Todos os SNPs foram genotipados usando o chip Affymetrix NSP I 250K. Depois de controle de qualidade, 20 casos foram descartados (4 sexo discordante, 8 etnia diferente e 8 taxa de chamadas de baixo da amostra). Finalmente, foram selecionados 480 casos e 801 controles para análise de associação. Análise de componentes principais realizado entre esta amostra não revelou mistura população (Figura S1). Idade ao recrutamento foi 58,0 ± 9,1 anos, em casos e de 51,9 ± 8,8 anos em controles (média ± desvio padrão). O número correspondente (percentagem) de amostras de mulheres foram 278 (57,9%), e 368 (45,9%), respectivamente. Entre os 262264 SNPs que podem ser genotipados com este chip, 83334 não passar os controlos de qualidade (52964 SNPs foram descartados devido à baixa freqüência do alelo menor (MAF), 2307 SNPs falhou HWE, e 28.333 tiveram uma taxa significativamente diferente da falta completa entre a caixa e grupos de controle). Um total de 178,930 marcadores foram finalmente selecionados para análises de associação subsequente. Não houve inflação global da estatística de teste (fator de inflação genômica = 1,10) (ver Figura S2), proporcionando a garantia de que fatores de confusão sistemáticas eram improváveis.
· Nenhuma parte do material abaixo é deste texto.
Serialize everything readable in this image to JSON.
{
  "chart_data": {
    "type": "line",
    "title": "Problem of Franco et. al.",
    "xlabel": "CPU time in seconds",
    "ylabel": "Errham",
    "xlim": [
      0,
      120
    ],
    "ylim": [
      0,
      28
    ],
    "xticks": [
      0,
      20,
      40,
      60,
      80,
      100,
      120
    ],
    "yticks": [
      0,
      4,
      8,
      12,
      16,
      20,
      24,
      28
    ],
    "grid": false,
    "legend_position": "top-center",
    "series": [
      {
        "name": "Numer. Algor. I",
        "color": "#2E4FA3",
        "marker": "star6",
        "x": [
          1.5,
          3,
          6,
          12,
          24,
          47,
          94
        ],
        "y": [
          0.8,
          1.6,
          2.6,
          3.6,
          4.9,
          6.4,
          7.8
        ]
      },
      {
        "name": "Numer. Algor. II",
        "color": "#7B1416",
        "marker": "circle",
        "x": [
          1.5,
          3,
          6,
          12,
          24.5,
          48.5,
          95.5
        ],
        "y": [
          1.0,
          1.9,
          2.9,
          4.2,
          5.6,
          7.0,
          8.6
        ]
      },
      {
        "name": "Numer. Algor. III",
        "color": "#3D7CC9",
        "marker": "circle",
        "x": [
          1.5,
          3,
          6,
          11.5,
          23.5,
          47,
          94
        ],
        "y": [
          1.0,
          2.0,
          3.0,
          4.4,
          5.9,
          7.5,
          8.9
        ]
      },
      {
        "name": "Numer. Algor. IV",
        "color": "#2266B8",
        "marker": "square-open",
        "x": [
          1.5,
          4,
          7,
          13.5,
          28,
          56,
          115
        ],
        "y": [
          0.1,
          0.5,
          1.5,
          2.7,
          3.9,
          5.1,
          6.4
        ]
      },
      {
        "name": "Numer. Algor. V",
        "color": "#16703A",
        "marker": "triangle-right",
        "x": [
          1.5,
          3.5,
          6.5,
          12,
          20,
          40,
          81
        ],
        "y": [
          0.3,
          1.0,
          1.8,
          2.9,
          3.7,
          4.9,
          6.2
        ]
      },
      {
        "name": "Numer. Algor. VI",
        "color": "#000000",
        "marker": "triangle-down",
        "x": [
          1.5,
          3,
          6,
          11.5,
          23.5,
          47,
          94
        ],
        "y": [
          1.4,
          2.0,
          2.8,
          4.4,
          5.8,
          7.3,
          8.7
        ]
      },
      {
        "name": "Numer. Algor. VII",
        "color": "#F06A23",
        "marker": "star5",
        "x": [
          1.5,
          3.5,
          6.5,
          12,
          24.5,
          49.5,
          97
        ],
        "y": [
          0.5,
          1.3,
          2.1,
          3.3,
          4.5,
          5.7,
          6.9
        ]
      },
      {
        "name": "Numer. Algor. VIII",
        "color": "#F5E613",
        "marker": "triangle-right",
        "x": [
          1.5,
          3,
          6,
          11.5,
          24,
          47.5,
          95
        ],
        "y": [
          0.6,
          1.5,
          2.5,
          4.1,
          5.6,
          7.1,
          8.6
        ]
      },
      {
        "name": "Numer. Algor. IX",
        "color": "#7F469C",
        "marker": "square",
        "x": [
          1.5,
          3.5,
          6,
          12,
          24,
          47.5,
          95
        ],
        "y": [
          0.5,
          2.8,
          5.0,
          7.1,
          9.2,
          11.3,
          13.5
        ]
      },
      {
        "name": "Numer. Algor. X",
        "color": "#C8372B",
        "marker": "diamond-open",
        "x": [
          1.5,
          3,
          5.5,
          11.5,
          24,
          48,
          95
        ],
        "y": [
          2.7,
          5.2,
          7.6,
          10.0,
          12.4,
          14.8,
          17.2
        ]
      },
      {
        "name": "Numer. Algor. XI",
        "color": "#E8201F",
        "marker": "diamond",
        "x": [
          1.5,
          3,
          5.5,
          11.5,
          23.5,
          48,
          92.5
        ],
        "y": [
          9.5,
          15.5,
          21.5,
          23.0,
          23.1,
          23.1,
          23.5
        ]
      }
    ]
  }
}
Usando Plink foi realizada uma análise único locus associação genética [22 ]. Um marcador genético, rs10446758 no cromossomo 4q31.23, atingiu o valor GWAS significativa p (p = 1,73 × 10

-8), e outros dois marcadores, rs4887855 em 16q23.1 cromossomo e rs7171889 em 15q26.2 cromossomo, mostrou uma tendência para a associação (p = 8,27 × 10

-8 e P = 8,53 × 10

-8, respectivamente) (Figura 1) (Tabela S1).

azuis e vermelhos linhas horizontais correspondem aos valores de p de 6,97 × 10

-4 e 5 × 10

-8 respectivamente.

também foi realizada uma análise de dois lócus usando o software HFCC (veja pacientes e Métodos secção), exclusivamente no SNPs que passou os controlos de qualidade. Um total de 1,60 × 10

10 combinações de dois locos foram finalmente obtido. Depois de aplicar o sentido de controle e acompanhamento de filtros, este software rendeu 5×10

5 dois estratos lócus. Embora nenhum deles atingiu o valor p cortado estabelecida em 3,12 × 10

-12 alguns pares de valores próximos a esse limite (Tabela S2). Alcançados

Fase II. Validação e meta-análise

Para testar os melhores associações genéticas observadas na fase I, em primeiro lugar, foram seleccionados, os SNPs que foram incluídos em qualquer um dos melhores sinais 157 de dois loco (Tabela S2). Estes pares representaram 276 SNPs individuais, porque 38 SNPs estavam presentes em mais do que um par. Em segundo lugar, 79 SNPs das análises de loco único foram selecionados de acordo com o valor p associação obtido na fase I (p 6,9 × 10

-4), ou a probabilidade de ser genotipados com sucesso com a tecnologia Veracode. Assim, um total de 355 SNPs foram inicialmente seleccionados para a preparação de matrizes feitas à medida. No entanto, foi apenas possível projetar pools de oligonucleotídeos para 340 SNPs (79 SNPs loco único e 261 de dois locus de SNPs).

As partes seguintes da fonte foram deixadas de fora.